If you had paid a visit to the world’s longest beach in Cox's Bazar five years ago, you might have come across Sobe Meheraz and other young girls selling eggs. But if you go there now, you will be surprised to see that things have changed drastically. The same girls are surfing like professionals in a predominantly Muslim country and making history despite being frowned upon. What changed in just a few years? How are girls who should have been married by now owning the beach?
The answer lies with Rashed Alam, who, just like these girls, grew up selling eggs and chips on the beach, and picked up surfing along the way. So one day, when he came across a bunch of girls interested in the sport, he decided to teach them. But they all came from poor and conservative households and their families either wanted them married off or earning so that they could make ends meet.
Though it has been five years since they started surfing, villagers and their families still disapprove of them going to the beach and exposing themselves for hundreds of people to see.

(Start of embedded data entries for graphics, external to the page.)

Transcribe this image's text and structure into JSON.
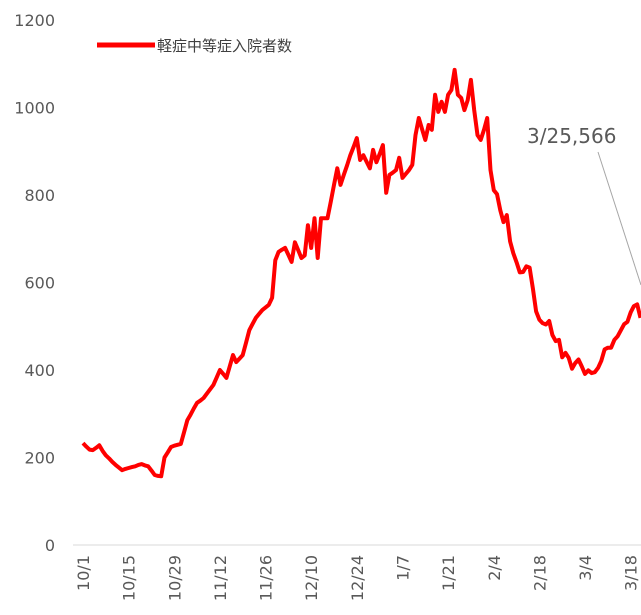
{
  "chart_data": {
    "type": "line",
    "categories": [
      "10/1",
      null,
      null,
      null,
      null,
      null,
      null,
      null,
      null,
      null,
      null,
      null,
      null,
      null,
      "10/15",
      null,
      null,
      null,
      null,
      null,
      null,
      null,
      null,
      null,
      null,
      null,
      null,
      null,
      "10/29",
      null,
      null,
      null,
      null,
      null,
      null,
      null,
      null,
      null,
      null,
      null,
      null,
      null,
      "11/12",
      null,
      null,
      null,
      null,
      null,
      null,
      null,
      null,
      null,
      null,
      null,
      null,
      null,
      "11/26",
      null,
      null,
      null,
      null,
      null,
      null,
      null,
      null,
      null,
      null,
      null,
      null,
      null,
      "12/10",
      null,
      null,
      null,
      null,
      null,
      null,
      null,
      null,
      null,
      null,
      null,
      null,
      null,
      "12/24",
      null,
      null,
      null,
      null,
      null,
      null,
      null,
      null,
      null,
      null,
      null,
      null,
      null,
      "1/7",
      null,
      null,
      null,
      null,
      null,
      null,
      null,
      null,
      null,
      null,
      null,
      null,
      null,
      "1/21",
      null,
      null,
      null,
      null,
      null,
      null,
      null,
      null,
      null,
      null,
      null,
      null,
      null,
      "2/4",
      null,
      null,
      null,
      null,
      null,
      null,
      null,
      null,
      null,
      null,
      null,
      null,
      null,
      "2/18",
      null,
      null,
      null,
      null,
      null,
      null,
      null,
      null,
      null,
      null,
      null,
      null,
      null,
      "3/4",
      null,
      null,
      null,
      null,
      null,
      null,
      null,
      null,
      null,
      null,
      null,
      null,
      null,
      "3/18",
      null,
      null,
      null
    ],
    "series": [
      {
        "name": "軽症中等症入院者数",
        "color": "#ff0000",
        "values": [
          233,
          225,
          218,
          217,
          222,
          228,
          215,
          205,
          198,
          190,
          183,
          177,
          171,
          174,
          176,
          178,
          180,
          183,
          185,
          182,
          180,
          170,
          160,
          158,
          157,
          200,
          212,
          224,
          227,
          229,
          231,
          258,
          285,
          298,
          312,
          325,
          330,
          336,
          346,
          356,
          366,
          383,
          400,
          391,
          382,
          408,
          434,
          418,
          426,
          434,
          462,
          491,
          505,
          519,
          528,
          537,
          543,
          549,
          565,
          651,
          670,
          675,
          679,
          663,
          647,
          692,
          674,
          656,
          662,
          731,
          679,
          747,
          656,
          747,
          747,
          747,
          785,
          823,
          861,
          823,
          846,
          868,
          891,
          910,
          930,
          880,
          891,
          876,
          861,
          903,
          875,
          894,
          914,
          805,
          846,
          851,
          857,
          885,
          839,
          848,
          857,
          869,
          937,
          976,
          951,
          926,
          960,
          949,
          1029,
          990,
          1013,
          990,
          1029,
          1040,
          1086,
          1029,
          1022,
          994,
          1017,
          1063,
          994,
          937,
          926,
          949,
          976,
          857,
          811,
          802,
          765,
          738,
          754,
          694,
          667,
          646,
          623,
          624,
          637,
          634,
          586,
          534,
          515,
          507,
          504,
          512,
          480,
          466,
          469,
          429,
          439,
          428,
          403,
          416,
          424,
          408,
          391,
          399,
          393,
          395,
          405,
          421,
          447,
          451,
          451,
          469,
          477,
          491,
          505,
          510,
          532,
          546,
          550,
          519
        ]
      }
    ],
    "ylim": [
      0,
      1200
    ],
    "yticks": [
      0,
      200,
      400,
      600,
      800,
      1000,
      1200
    ],
    "annotation": "3/25,566",
    "legend": "top-left",
    "grid": false
  }
}
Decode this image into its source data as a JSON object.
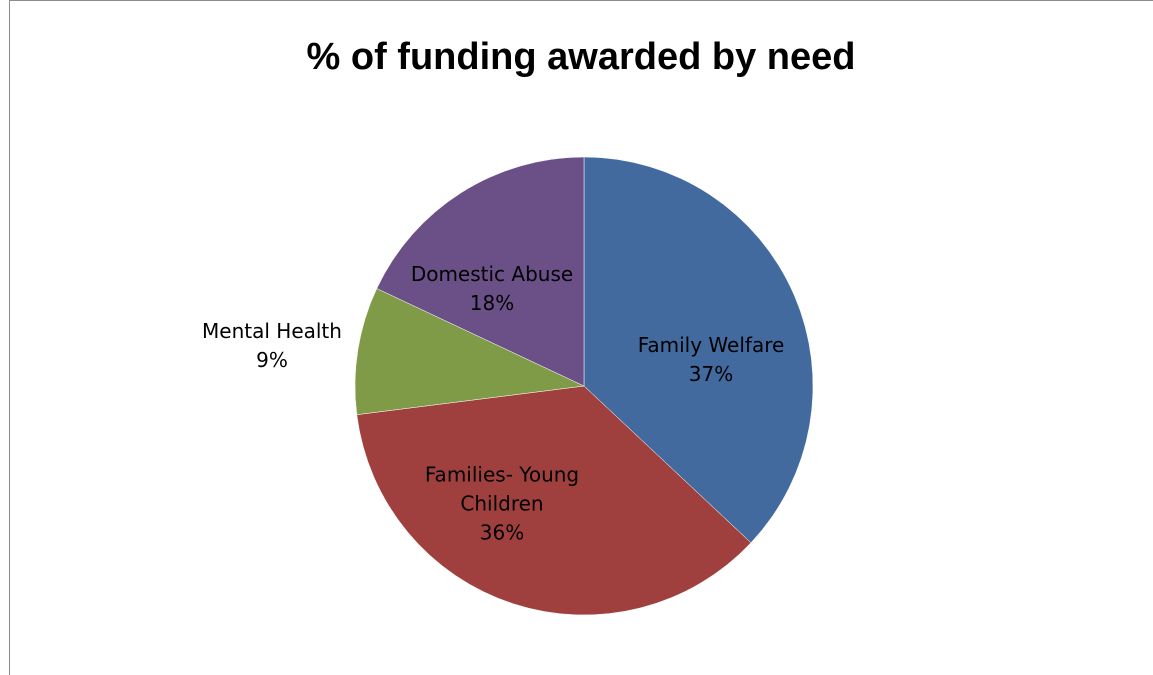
{
  "chart_data": {
    "type": "pie",
    "title": "% of funding awarded by need",
    "slices": [
      {
        "label": "Family Welfare",
        "label_lines": [
          "Family Welfare"
        ],
        "percent_label": "37%",
        "value": 37,
        "color": "#426a9e"
      },
      {
        "label": "Families- Young Children",
        "label_lines": [
          "Families- Young",
          "Children"
        ],
        "percent_label": "36%",
        "value": 36,
        "color": "#a0403e"
      },
      {
        "label": "Mental Health",
        "label_lines": [
          "Mental Health"
        ],
        "percent_label": "9%",
        "value": 9,
        "color": "#7f9b48"
      },
      {
        "label": "Domestic Abuse",
        "label_lines": [
          "Domestic Abuse"
        ],
        "percent_label": "18%",
        "value": 18,
        "color": "#6a5087"
      }
    ],
    "legend": "none",
    "start_angle": "12 o'clock",
    "direction": "clockwise"
  }
}
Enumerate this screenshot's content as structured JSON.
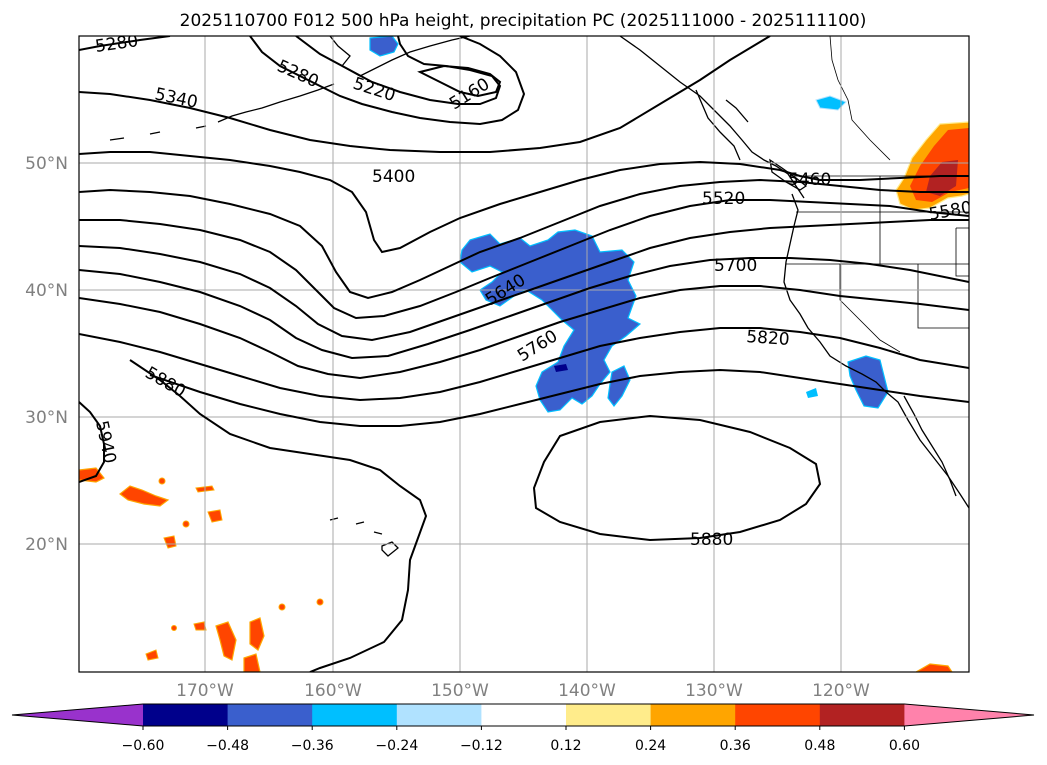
{
  "title": "2025110700 F012 500 hPa height, precipitation PC (2025111000 - 2025111100)",
  "map": {
    "lat_labels": [
      "50°N",
      "40°N",
      "30°N",
      "20°N"
    ],
    "lon_labels": [
      "170°W",
      "160°W",
      "150°W",
      "140°W",
      "130°W",
      "120°W"
    ],
    "gridlines": true
  },
  "contours": {
    "variable": "500 hPa height",
    "color": "#000000",
    "labels": [
      "5280",
      "5280",
      "5220",
      "5160",
      "5340",
      "5400",
      "5460",
      "5520",
      "5580",
      "5640",
      "5700",
      "5760",
      "5820",
      "5880",
      "5880",
      "5940"
    ]
  },
  "colorbar": {
    "ticks": [
      "−0.60",
      "−0.48",
      "−0.36",
      "−0.24",
      "−0.12",
      "0.12",
      "0.24",
      "0.36",
      "0.48",
      "0.60"
    ],
    "colors": [
      "#9932CC",
      "#00008B",
      "#3A5FCD",
      "#00BFFF",
      "#B0E2FF",
      "#FFFFFF",
      "#FFEC8B",
      "#FFA500",
      "#FF4500",
      "#B22222",
      "#FF82AB"
    ]
  }
}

Sobe, one of the finest surfers in the group, is a great disappointment to her mother, who bore six girls and got five of them married before they turned 15. Sobe, however, is neither married nor does she bring home money anymore. Her mother is too sick to work and they have no one else to support them.
But Sobe's happiness lies in surfing. Every time she rides a big wave, it gives her a sense of accomplishment. And Rashid wants to make sure that these girls can have a future with surfing. His wife has been teaching them English and he gives them lifeguard training. In an interview with Independent, Allison Joyce, a photographer following these girls for the past few years, said,
"Surfing has just given them an outlet to be children. To be confident and to dream for more. When they're out on the water, it's a break from everything that happens up on land. They're able to goof off. They're all together out there."
Initially, Rasheed had to knock on each girl’s door to make her parents send her for lessons. It wasn’t easy to convince them that it wasn't something bad, or against Islam.
With a surfing competition conducted by Surfing the Nation, years of struggle and hard work have finally started bearing fruit for Rasheed and the girls, according to PBS News Hour. After losing for two years, Sobe recently won the title, also getting a used surfing boat and around $250 in the process. She donated the boat to Rasheed’s institute to help other girls like her have a shot at surfing. She gave the money, which is more than what she would have earned in four months had she been working, to her mother.
Her mother, who was a victim of child marriage herself, now realises that with her support, her daughter can reach great heights.